On Fri, Feb 7, 2025 at 5:48 PM Arthur O'Dwyer <arthur.j.odwyer@gmail.com> wrote:
My own benchmark for SG14's `unstable_remove_if` (here) compares the algorithm on a vector(30'000) of array<int,16>. Its reported timings on my MacBook just now are 620µs for unstable_remove_if, 650µs for stable remove_if.

On my intel cpu with clang and libstdc++ numbers are a bit better for unstable, i.e. speedup is larger, but similar story
UnstableRemoveIf/iterations:20000 243797 ns 243755 ns 20000
StdPartition/iterations:20000 290692 ns 290617 ns 20000
StdRemoveIf/iterations:20000 314727 ns 314668 ns 20000

Numbers itself are not comparable since I prefer fixed number of iterations, but in general unstable is fastest.

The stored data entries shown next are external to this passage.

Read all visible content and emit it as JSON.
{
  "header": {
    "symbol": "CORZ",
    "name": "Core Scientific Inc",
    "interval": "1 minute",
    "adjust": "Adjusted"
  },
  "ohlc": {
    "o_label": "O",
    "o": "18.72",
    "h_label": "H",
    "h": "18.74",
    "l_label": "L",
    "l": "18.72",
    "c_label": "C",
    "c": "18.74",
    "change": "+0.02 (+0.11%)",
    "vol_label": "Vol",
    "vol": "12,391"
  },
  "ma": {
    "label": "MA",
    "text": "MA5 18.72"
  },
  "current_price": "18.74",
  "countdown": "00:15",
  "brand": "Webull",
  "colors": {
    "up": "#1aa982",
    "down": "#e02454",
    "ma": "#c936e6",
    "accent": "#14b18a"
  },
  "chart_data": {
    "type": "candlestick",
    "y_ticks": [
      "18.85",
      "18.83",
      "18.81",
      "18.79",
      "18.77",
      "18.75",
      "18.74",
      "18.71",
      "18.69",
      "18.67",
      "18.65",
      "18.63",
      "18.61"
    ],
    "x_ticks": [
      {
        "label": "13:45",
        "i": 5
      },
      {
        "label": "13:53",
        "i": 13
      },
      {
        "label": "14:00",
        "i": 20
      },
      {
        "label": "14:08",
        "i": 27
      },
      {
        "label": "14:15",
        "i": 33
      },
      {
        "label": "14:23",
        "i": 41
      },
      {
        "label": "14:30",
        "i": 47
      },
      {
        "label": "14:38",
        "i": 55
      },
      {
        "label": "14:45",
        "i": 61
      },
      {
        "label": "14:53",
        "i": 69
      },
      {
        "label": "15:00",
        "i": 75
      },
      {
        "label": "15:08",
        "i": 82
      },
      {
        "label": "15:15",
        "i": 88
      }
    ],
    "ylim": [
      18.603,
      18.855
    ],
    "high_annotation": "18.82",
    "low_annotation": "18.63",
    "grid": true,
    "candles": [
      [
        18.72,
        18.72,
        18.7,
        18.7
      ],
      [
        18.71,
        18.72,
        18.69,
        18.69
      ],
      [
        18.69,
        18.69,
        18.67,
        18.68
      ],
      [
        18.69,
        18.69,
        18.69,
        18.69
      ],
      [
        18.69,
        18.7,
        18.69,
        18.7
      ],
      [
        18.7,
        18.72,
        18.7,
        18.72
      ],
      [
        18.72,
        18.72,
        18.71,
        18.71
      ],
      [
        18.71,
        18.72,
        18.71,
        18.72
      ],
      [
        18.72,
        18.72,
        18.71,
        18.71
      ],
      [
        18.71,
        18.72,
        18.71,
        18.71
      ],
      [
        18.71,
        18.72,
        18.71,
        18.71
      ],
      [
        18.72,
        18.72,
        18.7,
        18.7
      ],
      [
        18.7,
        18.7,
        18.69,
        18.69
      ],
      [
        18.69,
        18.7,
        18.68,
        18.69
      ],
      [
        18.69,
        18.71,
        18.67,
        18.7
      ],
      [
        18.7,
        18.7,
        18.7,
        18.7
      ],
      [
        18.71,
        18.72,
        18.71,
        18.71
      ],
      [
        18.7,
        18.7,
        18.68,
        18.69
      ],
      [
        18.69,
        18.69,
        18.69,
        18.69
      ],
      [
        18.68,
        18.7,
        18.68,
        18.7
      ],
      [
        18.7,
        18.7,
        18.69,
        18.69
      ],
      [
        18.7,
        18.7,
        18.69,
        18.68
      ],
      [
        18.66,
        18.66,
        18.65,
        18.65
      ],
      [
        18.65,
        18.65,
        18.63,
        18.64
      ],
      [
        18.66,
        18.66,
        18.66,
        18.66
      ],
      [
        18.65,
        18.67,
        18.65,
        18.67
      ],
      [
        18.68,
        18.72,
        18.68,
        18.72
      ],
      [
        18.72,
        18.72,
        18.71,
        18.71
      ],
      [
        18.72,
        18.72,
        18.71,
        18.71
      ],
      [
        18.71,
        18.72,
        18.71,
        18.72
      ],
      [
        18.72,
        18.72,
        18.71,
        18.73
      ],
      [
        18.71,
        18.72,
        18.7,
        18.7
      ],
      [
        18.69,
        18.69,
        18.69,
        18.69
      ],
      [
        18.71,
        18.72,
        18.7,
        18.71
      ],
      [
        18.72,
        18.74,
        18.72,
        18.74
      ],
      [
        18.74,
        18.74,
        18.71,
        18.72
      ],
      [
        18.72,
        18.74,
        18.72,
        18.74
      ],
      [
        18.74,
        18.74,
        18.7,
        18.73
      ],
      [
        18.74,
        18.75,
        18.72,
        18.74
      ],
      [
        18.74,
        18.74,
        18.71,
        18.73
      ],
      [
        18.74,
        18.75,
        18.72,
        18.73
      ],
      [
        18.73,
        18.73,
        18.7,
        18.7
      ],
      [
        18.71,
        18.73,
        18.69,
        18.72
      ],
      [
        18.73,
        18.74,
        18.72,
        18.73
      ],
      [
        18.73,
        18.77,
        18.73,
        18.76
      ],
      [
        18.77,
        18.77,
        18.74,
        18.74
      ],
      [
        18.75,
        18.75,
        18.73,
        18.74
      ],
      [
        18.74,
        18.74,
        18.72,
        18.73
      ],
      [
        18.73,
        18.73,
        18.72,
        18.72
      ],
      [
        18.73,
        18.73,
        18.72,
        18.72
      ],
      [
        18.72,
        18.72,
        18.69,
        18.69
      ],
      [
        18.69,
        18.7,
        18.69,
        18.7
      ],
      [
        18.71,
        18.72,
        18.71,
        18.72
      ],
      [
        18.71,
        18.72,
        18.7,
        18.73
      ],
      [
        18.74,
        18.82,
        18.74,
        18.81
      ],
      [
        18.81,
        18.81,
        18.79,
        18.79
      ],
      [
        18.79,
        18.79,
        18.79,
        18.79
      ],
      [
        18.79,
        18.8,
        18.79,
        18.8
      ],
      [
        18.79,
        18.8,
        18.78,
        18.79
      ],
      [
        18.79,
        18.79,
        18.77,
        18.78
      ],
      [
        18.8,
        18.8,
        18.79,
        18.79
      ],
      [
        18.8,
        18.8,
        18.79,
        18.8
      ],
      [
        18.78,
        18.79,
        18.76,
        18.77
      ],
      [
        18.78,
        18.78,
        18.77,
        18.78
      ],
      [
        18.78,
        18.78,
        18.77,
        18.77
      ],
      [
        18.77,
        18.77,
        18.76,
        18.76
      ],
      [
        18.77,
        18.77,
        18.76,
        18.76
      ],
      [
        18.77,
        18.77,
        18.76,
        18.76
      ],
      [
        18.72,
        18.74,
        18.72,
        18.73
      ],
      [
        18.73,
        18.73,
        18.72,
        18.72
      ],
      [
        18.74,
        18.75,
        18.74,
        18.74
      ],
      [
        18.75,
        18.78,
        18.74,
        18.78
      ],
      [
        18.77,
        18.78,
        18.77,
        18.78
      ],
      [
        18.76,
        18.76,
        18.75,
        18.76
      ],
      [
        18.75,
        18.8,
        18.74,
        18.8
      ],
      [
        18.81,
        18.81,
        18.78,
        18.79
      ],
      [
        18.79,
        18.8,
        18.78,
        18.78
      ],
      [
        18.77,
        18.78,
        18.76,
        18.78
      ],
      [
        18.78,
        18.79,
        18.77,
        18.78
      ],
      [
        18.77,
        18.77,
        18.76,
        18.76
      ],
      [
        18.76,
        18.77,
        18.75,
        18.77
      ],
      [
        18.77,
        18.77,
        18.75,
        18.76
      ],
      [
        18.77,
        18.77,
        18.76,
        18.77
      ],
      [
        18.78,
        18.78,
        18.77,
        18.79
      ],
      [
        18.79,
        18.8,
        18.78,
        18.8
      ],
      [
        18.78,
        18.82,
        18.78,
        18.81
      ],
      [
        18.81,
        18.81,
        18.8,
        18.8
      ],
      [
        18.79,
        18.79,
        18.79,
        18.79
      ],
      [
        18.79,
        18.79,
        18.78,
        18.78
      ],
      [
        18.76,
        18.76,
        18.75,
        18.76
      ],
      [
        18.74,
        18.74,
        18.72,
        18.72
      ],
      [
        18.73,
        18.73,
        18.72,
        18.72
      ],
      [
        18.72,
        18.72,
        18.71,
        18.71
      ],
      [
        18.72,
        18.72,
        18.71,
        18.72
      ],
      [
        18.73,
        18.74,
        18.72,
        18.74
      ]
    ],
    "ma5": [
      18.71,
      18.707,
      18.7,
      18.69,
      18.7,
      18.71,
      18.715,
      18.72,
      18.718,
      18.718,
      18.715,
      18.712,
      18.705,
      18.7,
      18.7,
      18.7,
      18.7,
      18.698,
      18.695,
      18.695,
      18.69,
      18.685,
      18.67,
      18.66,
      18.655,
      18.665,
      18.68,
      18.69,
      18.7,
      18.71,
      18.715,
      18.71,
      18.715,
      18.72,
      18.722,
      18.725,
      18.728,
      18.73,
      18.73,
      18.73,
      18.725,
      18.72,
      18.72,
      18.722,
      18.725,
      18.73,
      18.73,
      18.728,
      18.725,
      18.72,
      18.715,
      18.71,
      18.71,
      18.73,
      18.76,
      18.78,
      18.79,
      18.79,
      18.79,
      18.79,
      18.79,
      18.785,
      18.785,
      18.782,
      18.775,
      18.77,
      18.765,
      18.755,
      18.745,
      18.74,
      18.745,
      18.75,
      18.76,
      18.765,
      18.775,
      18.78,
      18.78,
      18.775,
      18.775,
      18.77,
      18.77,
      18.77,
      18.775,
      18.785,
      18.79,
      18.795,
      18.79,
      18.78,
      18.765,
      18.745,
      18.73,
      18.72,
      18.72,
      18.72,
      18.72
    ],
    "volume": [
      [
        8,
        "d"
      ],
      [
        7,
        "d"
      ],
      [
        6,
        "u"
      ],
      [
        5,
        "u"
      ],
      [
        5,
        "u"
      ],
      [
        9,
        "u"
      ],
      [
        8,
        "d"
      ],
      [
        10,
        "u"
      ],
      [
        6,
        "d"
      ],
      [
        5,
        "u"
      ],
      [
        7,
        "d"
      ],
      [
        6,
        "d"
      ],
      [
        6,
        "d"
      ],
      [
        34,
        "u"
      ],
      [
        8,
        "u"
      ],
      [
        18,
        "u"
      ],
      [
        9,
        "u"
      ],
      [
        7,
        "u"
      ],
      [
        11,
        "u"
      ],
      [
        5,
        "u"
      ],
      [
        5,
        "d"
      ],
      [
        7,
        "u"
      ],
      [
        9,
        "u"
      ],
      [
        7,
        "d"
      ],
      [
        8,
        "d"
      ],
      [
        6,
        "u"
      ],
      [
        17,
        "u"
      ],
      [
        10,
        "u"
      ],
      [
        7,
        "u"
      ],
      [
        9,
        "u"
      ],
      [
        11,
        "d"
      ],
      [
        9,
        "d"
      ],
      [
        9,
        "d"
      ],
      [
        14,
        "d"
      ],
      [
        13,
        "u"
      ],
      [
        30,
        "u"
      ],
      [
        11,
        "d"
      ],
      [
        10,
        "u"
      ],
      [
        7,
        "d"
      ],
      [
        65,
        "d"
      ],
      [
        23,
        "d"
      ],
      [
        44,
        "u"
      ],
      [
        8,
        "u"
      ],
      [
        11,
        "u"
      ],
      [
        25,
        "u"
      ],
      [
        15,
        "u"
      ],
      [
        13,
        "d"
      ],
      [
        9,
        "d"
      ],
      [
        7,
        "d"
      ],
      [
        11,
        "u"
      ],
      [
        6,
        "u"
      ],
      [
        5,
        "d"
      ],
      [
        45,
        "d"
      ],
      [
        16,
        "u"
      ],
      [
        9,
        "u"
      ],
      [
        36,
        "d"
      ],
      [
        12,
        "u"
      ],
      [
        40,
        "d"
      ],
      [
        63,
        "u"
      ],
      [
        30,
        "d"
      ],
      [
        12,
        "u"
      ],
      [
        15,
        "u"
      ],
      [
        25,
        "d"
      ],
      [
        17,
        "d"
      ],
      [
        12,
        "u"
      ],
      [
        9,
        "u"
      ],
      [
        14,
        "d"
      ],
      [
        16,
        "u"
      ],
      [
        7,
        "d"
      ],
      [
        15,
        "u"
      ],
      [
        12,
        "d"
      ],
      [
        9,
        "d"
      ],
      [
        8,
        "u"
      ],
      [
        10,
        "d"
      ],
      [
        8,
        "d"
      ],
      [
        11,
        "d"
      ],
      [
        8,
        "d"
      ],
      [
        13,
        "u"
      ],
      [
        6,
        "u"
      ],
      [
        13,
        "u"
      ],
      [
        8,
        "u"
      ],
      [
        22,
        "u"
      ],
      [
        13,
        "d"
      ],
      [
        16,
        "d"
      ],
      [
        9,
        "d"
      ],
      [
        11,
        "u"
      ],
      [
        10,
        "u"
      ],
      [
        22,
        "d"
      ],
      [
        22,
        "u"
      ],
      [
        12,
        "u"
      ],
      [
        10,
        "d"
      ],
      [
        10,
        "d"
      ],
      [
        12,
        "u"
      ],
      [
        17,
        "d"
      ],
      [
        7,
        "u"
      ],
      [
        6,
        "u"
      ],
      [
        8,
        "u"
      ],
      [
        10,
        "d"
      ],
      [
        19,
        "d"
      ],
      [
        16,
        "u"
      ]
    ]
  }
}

But what I wanted is to show that if one is creative(i.e. I looked for largest realistic setup where I expected unstable to shine) with test setup larger speedups can be observed.
I have picked strings of maximum SSO size to make moves expensive and then things look quite good for unstable.
unstable_remove_if/iterations:100000 92.3 ns 92.3 ns 100000
std_partition/iterations:100000 106 ns 106 ns 100000
std_remove_if/iterations:100000 142 ns 142 ns 100000

When we make strings allocate speedups are as expected not that impressive because advantage over partition is smaller. Without profiling this seems expected since advantage over partition is that we do not need to keep "removed" item fine as partition does and
that makes number of operations we need to do when operating in SSO buffer much smaller. When we are just rewiring heap pointers difference between move and swap is probably not that large.
unstable_remove_if/iterations:100000 95.5 ns 95.5 ns 100000
std_partition/iterations:100000 100 ns 100 ns 100000
std_remove_if/iterations:100000 135 ns 135 ns 100000

What is interesting that when we add some fraction of heap allocations in test data remove_if seems to suffer a lot. I presumed this is because of branch prediction, and basic checks with perf show indeed branch misprediction differences, but unclear if that is cause of performance differences.
unstable_remove_if/iterations:100000 96.6 ns 96.6 ns 100000
std_partition/iterations:100000 110 ns 110 ns 100000
std_remove_if/iterations:100000 172 ns 172 ns 100000

What about the indirect benefits? From how I understand the proposal the unstable_* functions do a whole lot less cache line clearing and memcpy'ing; this should have a general benefit on software beyond what you can measure in a microbenchmark.